Immunochemical Assay for Recognition of 2-S-Glutathionyl Acetate, a Glutathione Conjugate Derived from 1,1-Dichloroethylene-Epoxide

• Published in: The Journal of pharmacology and experimental therapeutics Vol. 281; no. 3; pp. 1422 - 1430
• Main Authors: Forkert, P G, Collins, K S, Dowsley, T F, Ross, G M
• Format: Journal Article
• Language: English
• Published: United States American Society for Pharmacology and Experimental Therapeutics 01.06.1997
• Subjects: Acetates - chemistry; Animals; Cattle; Dichloroethylenes - chemistry; Epoxy Compounds - chemistry; Glutathione - chemistry; Glutathione - metabolism; Immunoassay; Rabbits
• ISSN: 0022-3565; 1521-0103

Cytotoxicities induced by 1,1-dichloroethylene (DCE) are ascribed to cytochrome P450-dependent metabolism to an epoxide. Conjugation of the DCE-epoxide with glutathione (GSH) results in the formation of the conjugates 2- S -glutathionyl acetate (GTA) and 2-( S -glutathionyl) acetyl glutathione (GAG); GAG undergoes hydrolysis to form GTA, and thus GTA is a major metabolite of DCE metabolism. Our objective is to develop an antiserum against the chemically synthesized GTA, and for immunization, we have used a hapten that consists of GTA conjugated to bovine serum albumin (BSA) as the carrier protein and glutaraldehyde (GLUT) as a chemical cross-linker. The antisera were raised in rabbits and were characterized by using the following synthesized structural analogs: GTA, glycine-GLUT-BSA (GLY-GLUT-BSA), GTA-GLUT-ovalbumin (GTA-GLUT-OVB), GTA-1-ethyl-3-(3-dimethylaminopropyl) carbodiimide-BSA (GTA-EDC-BSA), TRIS-GLUT-BSA, glutathione-GLUT-BSA (GSH-GLUT-BSA).

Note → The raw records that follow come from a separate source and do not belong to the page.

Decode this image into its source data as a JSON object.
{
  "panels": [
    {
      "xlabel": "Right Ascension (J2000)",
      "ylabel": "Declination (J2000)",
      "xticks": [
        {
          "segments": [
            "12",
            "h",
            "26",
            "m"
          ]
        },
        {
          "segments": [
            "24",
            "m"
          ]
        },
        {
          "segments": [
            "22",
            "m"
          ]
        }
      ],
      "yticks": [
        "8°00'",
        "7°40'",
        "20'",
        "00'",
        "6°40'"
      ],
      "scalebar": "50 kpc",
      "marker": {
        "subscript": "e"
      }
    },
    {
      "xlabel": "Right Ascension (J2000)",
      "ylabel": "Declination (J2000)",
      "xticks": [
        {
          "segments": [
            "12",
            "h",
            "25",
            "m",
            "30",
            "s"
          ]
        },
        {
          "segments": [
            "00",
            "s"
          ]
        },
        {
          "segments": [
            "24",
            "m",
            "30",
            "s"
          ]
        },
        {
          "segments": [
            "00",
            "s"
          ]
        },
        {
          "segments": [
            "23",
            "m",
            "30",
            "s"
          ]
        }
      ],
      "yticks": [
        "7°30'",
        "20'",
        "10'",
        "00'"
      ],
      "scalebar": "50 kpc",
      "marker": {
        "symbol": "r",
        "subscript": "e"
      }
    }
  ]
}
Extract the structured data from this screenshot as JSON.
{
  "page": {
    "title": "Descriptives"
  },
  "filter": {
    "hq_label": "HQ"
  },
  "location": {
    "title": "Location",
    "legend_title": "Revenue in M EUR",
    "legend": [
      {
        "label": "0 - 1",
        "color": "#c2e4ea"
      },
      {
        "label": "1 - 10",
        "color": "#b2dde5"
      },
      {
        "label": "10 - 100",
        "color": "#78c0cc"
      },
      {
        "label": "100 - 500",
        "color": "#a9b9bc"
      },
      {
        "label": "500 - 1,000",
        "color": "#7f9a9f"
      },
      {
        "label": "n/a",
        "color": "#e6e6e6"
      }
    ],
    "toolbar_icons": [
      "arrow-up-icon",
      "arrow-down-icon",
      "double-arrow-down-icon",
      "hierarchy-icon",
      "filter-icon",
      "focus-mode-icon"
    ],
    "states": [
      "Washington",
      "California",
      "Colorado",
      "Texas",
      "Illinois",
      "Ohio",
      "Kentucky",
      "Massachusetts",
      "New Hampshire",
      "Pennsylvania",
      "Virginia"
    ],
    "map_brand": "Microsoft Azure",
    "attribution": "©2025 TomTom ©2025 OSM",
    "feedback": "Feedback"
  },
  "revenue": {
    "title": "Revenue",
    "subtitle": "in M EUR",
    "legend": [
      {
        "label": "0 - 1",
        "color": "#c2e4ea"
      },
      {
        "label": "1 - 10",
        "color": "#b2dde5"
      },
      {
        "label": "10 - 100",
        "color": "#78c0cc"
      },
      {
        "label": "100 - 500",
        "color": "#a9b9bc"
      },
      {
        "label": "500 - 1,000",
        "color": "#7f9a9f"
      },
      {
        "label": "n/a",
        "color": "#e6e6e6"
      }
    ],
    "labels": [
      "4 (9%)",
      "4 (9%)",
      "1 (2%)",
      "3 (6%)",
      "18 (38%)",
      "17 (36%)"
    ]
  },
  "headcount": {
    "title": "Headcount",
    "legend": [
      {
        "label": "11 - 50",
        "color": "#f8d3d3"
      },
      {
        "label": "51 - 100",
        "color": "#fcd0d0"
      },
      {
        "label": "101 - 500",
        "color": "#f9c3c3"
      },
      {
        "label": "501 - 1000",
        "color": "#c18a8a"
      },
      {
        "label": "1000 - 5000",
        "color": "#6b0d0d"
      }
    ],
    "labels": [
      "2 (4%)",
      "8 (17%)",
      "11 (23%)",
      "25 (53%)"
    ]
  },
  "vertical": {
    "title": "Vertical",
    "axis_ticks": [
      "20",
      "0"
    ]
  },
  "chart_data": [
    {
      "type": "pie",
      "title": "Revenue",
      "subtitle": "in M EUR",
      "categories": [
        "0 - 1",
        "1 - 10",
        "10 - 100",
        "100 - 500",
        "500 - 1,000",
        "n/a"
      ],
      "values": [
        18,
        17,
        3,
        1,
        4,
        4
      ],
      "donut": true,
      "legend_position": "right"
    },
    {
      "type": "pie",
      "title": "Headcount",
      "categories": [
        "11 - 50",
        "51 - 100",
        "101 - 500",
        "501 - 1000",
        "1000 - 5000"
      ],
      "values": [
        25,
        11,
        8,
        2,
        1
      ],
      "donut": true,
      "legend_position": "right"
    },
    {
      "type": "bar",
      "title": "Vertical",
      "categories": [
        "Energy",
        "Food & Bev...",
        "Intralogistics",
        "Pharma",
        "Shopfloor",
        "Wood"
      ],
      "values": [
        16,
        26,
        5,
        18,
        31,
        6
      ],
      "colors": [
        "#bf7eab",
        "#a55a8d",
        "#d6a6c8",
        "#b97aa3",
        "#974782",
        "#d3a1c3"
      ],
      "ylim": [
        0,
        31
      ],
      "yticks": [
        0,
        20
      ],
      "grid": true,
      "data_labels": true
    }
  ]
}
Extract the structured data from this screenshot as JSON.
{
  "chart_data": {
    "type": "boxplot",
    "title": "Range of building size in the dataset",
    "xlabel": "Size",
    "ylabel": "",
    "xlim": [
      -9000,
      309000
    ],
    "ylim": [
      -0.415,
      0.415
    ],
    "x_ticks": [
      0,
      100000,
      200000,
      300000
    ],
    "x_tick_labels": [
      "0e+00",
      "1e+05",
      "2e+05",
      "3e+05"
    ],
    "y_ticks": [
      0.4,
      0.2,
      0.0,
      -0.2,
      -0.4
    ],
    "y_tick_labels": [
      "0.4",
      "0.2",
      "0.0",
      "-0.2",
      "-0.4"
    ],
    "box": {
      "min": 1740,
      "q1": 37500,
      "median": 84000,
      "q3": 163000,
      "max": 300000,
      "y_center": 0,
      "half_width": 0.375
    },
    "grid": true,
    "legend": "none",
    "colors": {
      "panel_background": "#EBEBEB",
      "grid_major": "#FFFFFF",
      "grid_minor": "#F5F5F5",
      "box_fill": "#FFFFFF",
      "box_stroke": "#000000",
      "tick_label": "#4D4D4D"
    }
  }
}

The enzyme-linked immunosorbent assay (ELISA) and slot immunoblotting were used to characterize the specificity of the antisera. Noncompetitive ELISA experiments showed that the reaction of the antiserum with the antigen was concentration-dependent. In the competitive ELISA, GTA-GLUT-BSA inhibited binding efficiently; in contrast, the unconjugated GTA did not inhibit binding to the antigen. Competitive studies with the other analogs indicated low or minimal reactivities with the antibodies, which were blocked by incubation with GLY-GLUT-BSA. However, there was residual reactivity with the antigen that was not competitively inhibited by either the GTA-EDC-BSA or the GSH-GLUT-BSA conjugates. Slot-blotting experiments confirmed the findings of the ELISA studies and revealed high specificity of the antiserum to detect the hapten. These results demonstrated the successful development of polyclonal antibodies to detect GTA and hence DCE-epoxide.